The students make the same thing, chicken, new potatoes, crepes for dessert, all while elite chefs from around the world look over their shoulders.

The students rise to the occasion. In a sea of frantic activity, Shatoya Jackson is an island of calm. She's a high school senior with her sights set on a real culinary academy. She can't afford to fail here.

How much is riding on how these dishes turn out?

Shatoya sighs, “Everything.”

When the food is finished, garnished and plated up, it is time for the taste test.

Grausman assesses the culinary exam.

“'I hope he likes it!' is all you're thinking,” Shatoya says.

By all appearances, he did.
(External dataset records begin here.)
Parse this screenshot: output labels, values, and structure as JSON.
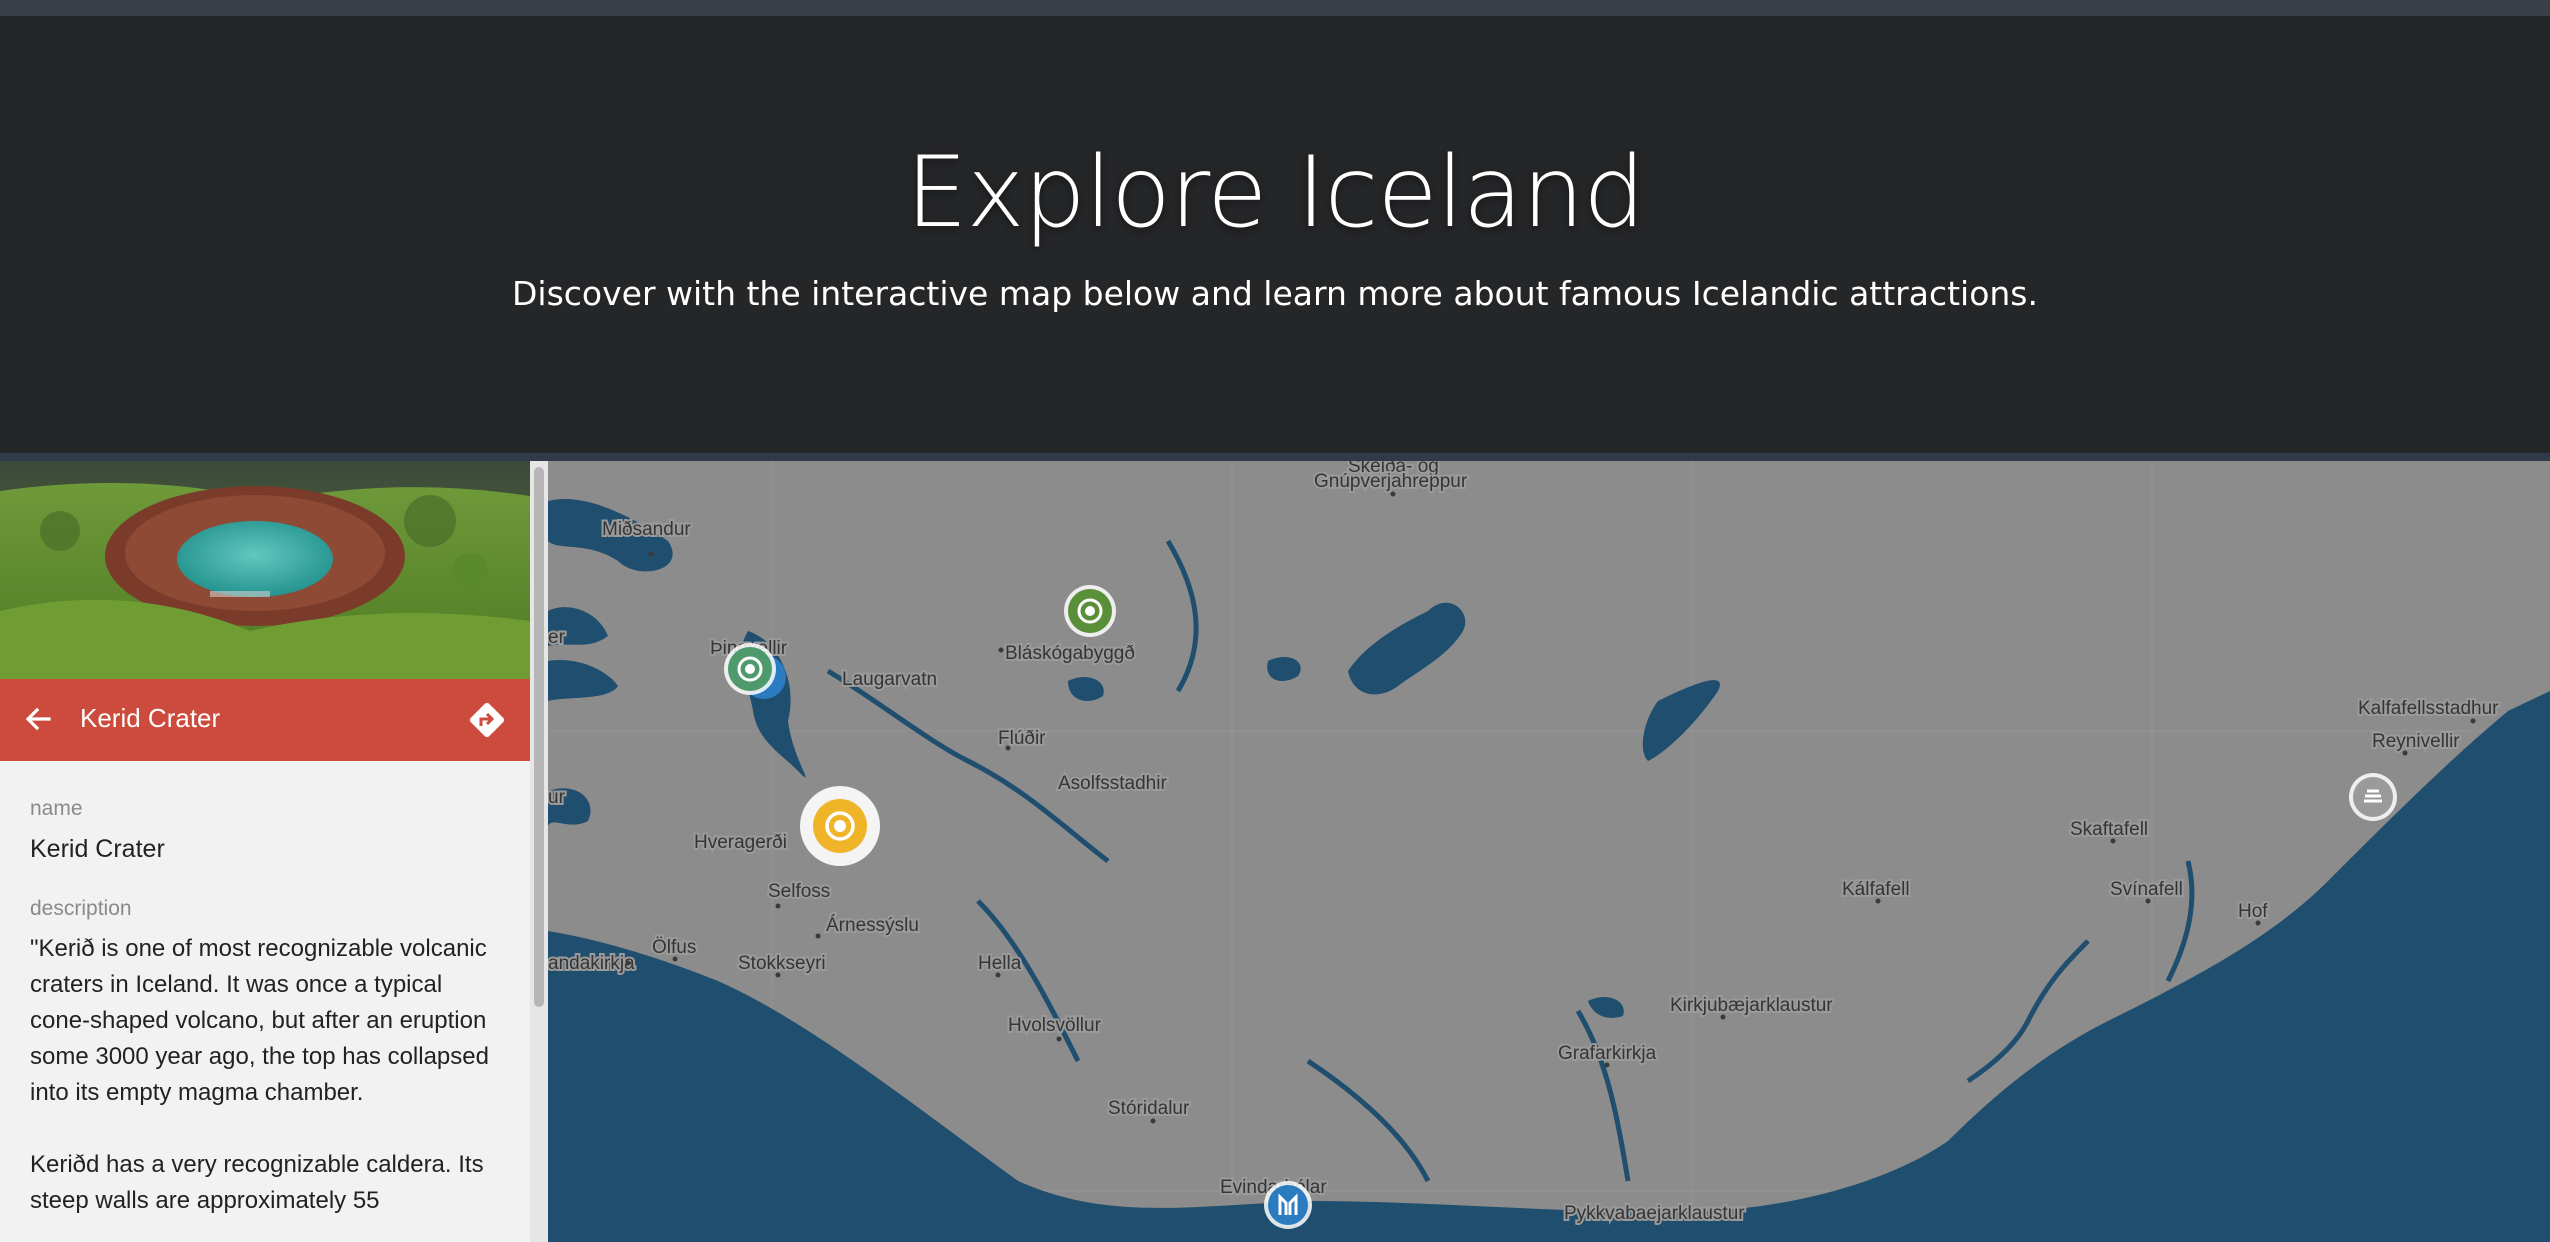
{
  "hero": {
    "title": "Explore Iceland",
    "subtitle": "Discover with the interactive map below and learn more about famous Icelandic attractions."
  },
  "sidebar": {
    "header_title": "Kerid Crater",
    "back_icon": "arrow-left-icon",
    "directions_icon": "directions-icon",
    "accent_color": "#cd4b3c",
    "fields": {
      "name_label": "name",
      "name_value": "Kerid Crater",
      "description_label": "description",
      "description_value": "\"Kerið is one of most recognizable volcanic craters in Iceland. It was once a typical cone-shaped volcano, but after an eruption some 3000 year ago, the top has collapsed into its empty magma chamber.\n\nKeriðd has a very recognizable caldera. Its steep walls are approximately 55"
    }
  },
  "map": {
    "land_color": "#8c8c8c",
    "water_color": "#1f4e6e",
    "places": [
      "Skeiða- og",
      "Gnúpverjahreppur",
      "Miðsandur",
      "Bláskógabyggð",
      "Þingvellir",
      "Laugarvatn",
      "Flúðir",
      "Asolfsstadhir",
      "Hveragerði",
      "Selfoss",
      "Árnessýslu",
      "Ölfus",
      "Stokkseyri",
      "Hella",
      "Hvolsvöllur",
      "Stóridalur",
      "Evindarhólar",
      "Pykkvabaejarklaustur",
      "Grafarkirkja",
      "Kirkjubæjarklaustur",
      "Kálfafell",
      "Skaftafell",
      "Svínafell",
      "Hof",
      "Reynivellir",
      "Kalfafellsstadhur",
      "andakirkja",
      "er",
      "ur"
    ],
    "markers": [
      {
        "name": "green-marker",
        "color": "#5a8f3a"
      },
      {
        "name": "green-marker",
        "color": "#4e9a6c"
      },
      {
        "name": "yellow-marker",
        "color": "#f0b429"
      },
      {
        "name": "blue-marker",
        "color": "#2a7bbf"
      },
      {
        "name": "grey-marker",
        "color": "#9a9a9a"
      }
    ]
  }
}
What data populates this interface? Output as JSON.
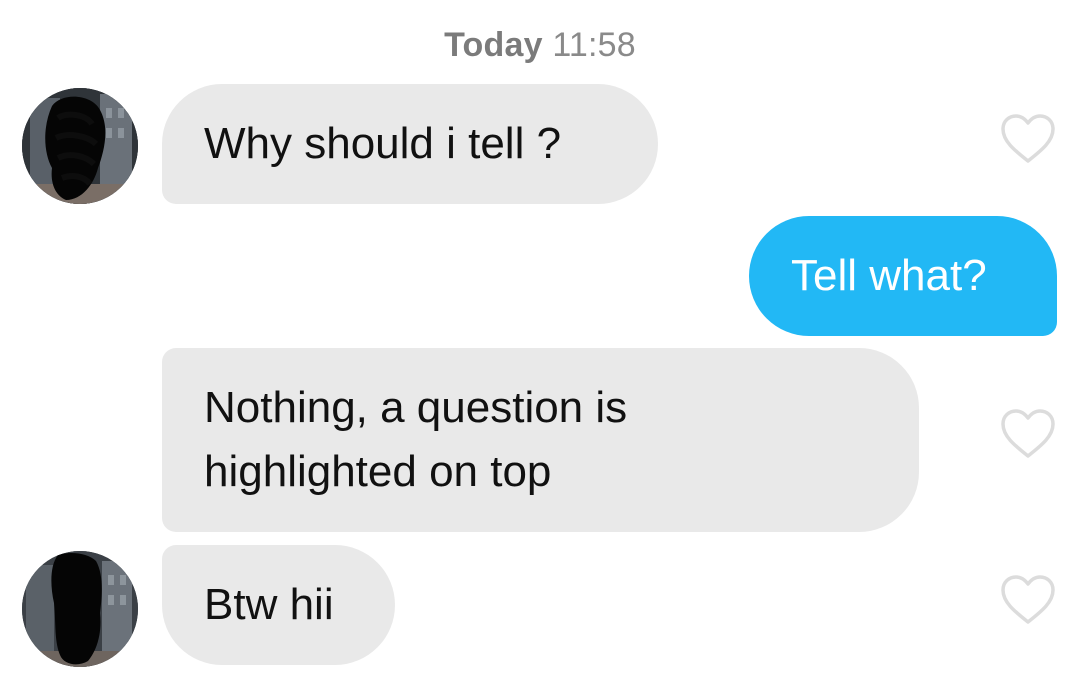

But, Shatoya wouldn't know how much for a few weeks, until it was time to pass out the scholarships.

What does Grausman want someone like Shatoya to take away? Obviously the skills, but is there something more than that?

He says, “The love and the passion that's needed to succeed in the industry and I think she has it.”

Someone else who has it, Alfred Stephens, a Brooklyn native and C-CAP grad is now a pastry chef at Olives, an A-list restaurant in Manhattan.

CBS’s own Bobby Flay who is involved in the C-CAP program, gave Stephens, a pastry chef in New York, his first real job and Alfred still sees him as a mentor.

Stephens says C-CAP changed his life, “Most definitely.”

C-CAP launched Stephens with a $7,000 scholarship and it did the same for Shatoya.

She is thrilled, “I'm glad. I'm just grateful for everything.”